2. There are biblical references which refer to the rebuilding of the Temple, the ingathering of the exiles, and the full redemption as Hashem dwelling once again in the midst of Jerusalem. For an example, see Zechariah 8:2 and the ancient Aramaic translation and commentary, Targun Yonasan, which explains that this future dwelling refers to the return of the Shechinah. According to our tradition, we do not “study” these and other verses of comfort on Tisha B’Av.

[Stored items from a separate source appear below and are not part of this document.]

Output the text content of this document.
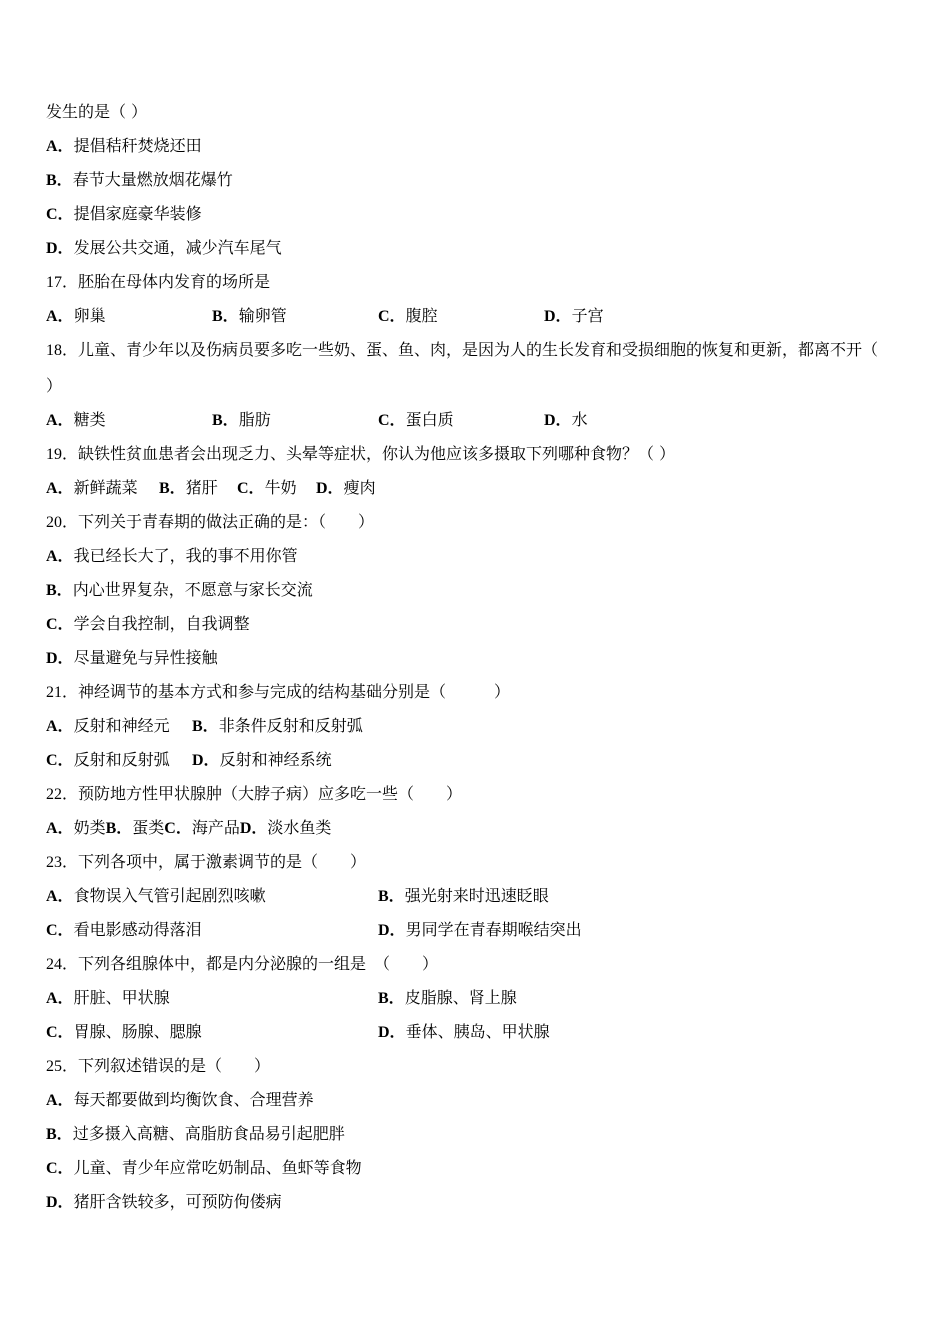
发生的是（ ）
A．提倡秸秆焚烧还田
B．春节大量燃放烟花爆竹
C．提倡家庭豪华装修
D．发展公共交通，减少汽车尾气
17．胚胎在母体内发育的场所是
A．卵巢	B．输卵管	C．腹腔	D．子宫
18．儿童、青少年以及伤病员要多吃一些奶、蛋、鱼、肉，是因为人的生长发育和受损细胞的恢复和更新，都离不开（
）
A．糖类	B．脂肪	C．蛋白质	D．水
19．缺铁性贫血患者会出现乏力、头晕等症状，你认为他应该多摄取下列哪种食物？（ ）
A．新鲜蔬菜 B．猪肝 C．牛奶 D．瘦肉
20．下列关于青春期的做法正确的是：（　　）
A．我已经长大了，我的事不用你管
B．内心世界复杂，不愿意与家长交流
C．学会自我控制，自我调整
D．尽量避免与异性接触
21．神经调节的基本方式和参与完成的结构基础分别是（　　　）
A．反射和神经元 B．非条件反射和反射弧
C．反射和反射弧 D．反射和神经系统
22．预防地方性甲状腺肿（大脖子病）应多吃一些（　　）
A．奶类B．蛋类C．海产品D．淡水鱼类
23．下列各项中，属于激素调节的是（　　）
A．食物误入气管引起剧烈咳嗽	B．强光射来时迅速眨眼
C．看电影感动得落泪	D．男同学在青春期喉结突出
24．下列各组腺体中，都是内分泌腺的一组是　（　　）
A．肝脏、甲状腺	B．皮脂腺、肾上腺
C．胃腺、肠腺、腮腺	D．垂体、胰岛、甲状腺
25．下列叙述错误的是（　　）
A．每天都要做到均衡饮食、合理营养
B．过多摄入高糖、高脂肪食品易引起肥胖
C．儿童、青少年应常吃奶制品、鱼虾等食物
D．猪肝含铁较多，可预防佝偻病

We do, however, publicly chant on Tisha B’Av afternoon – during the afternoon service – the prophecy of comfort which is found in Isaiah 55:6-56:8.
3. “For the sake of my brethren and companions” – As we mentioned in the previous letter, Rabbi Hirsch finds in this verse another level of meaning. He writes:
“May the fulfillment of this wish benefit all those who would join Israel as brethren and companions. And in the salvation that will blossom forth for Jerusalem, may that ideal be perfected at long last which had received its first foundation with the erection of the House of Hashem on Mount Moriah in the midst of Jerusalem for the future of Israel and of humankind.”
Rabbi Hirsch then refers to the comforting verses of Isaiah 2:2-4 which describe the pilgrimage of the peoples to Jerusalem and the universal shalom which will result from this pilgrimage.